Wednesday, December 19, 2012
Gideon v. Wainwright and the Right to Counsel in Immigration Removal Cases: An Immigration Gideon? by Kevin R. Johnson, University of California, Davis - School of Law, Yale Law Journal, Forthcoming (part of symposium on the 50th anniversary of Gideon v. Wainwright)
Abstract: Fifty years ago, the Supreme Court decided Gideon v. Wainwright, the landmark case that constitutionally guaranteed counsel to defendants in criminal cases in the United States. Together with the Court’s decision three years later in Miranda v. Arizona, the decision radically transformed the American criminal justice system, both in the courtrooms and in the public eye. Few would disagree that the guarantee of a lawyer in criminal prosecutions can make a world of difference to the ultimate outcome of a case. It surely did for Clarence Gideon, who was convicted of burglary without an attorney but, in a new trial, was acquitted of the charges with the assistance of counsel. Besides affecting the outcomes of individual cases, the guarantee of counsel renders the results of a criminal justice system more legitimate and trustworthy to ordinary Americans. The contributions to this symposium no doubt will highlight the many legacies – legal and otherwise – of Gideon v. Wainwright. In thinking about the important impacts of the decision, it is critical to remember that the case involved a criminal defendant; the Court’s decision rested on the Sixth Amendment right to counsel for the accused in criminal prosecutions.
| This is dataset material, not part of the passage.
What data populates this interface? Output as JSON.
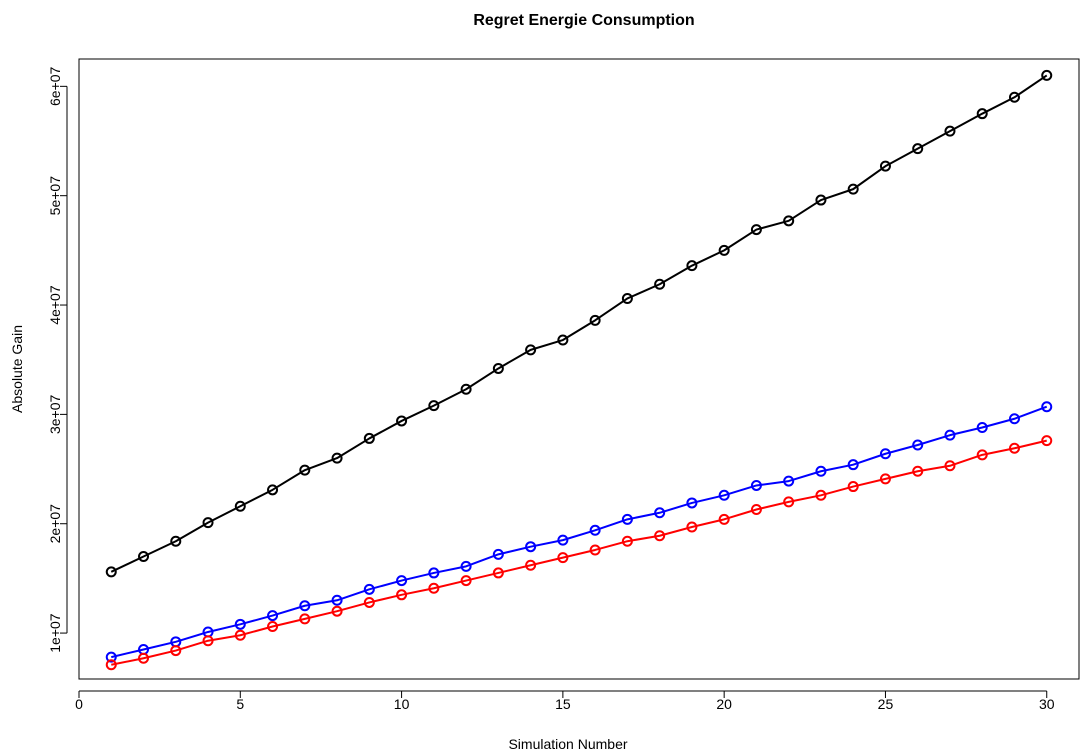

As a legal matter, the law sharply demarcates between the many rights available to criminal defendants and the significantly more limited bundle of protections for civil litigants. The rationale for the dichotomous allocation of rights is that the potential loss of liberty justifies significantly greater constitutional protections for the criminal defendant than those available to civil litigants. The all-important criminal/civil distinction is embedded in many of the Bill of Rights, which provide protections to criminal defendants but not civil litigants. As is often the case for dichotomies, the differences between civil and criminal proceedings blur at the margins. There are, for example, civil cases where the stakes are extraordinarily high, so high that they arguably approximate the life and liberty interests implicated by a criminal prosecution. A loss of public benefits or potential eviction from a dwelling, to offer two examples, can have devastating impacts on the lives of people. Importantly, for poor and working Americans, access to the courts with the assistance of a lawyer can make all the difference in the outcome of such important civil proceedings.
Part I of this essay first analyzes the right to counsel in civil cases involving litigation for high stakes to poor and working people. Part II proceeds to study the right to counsel in a particular category of civil cases – immigration removal cases, which implicate life and liberty concerns similar in important respects to those raised by criminal prosecutions.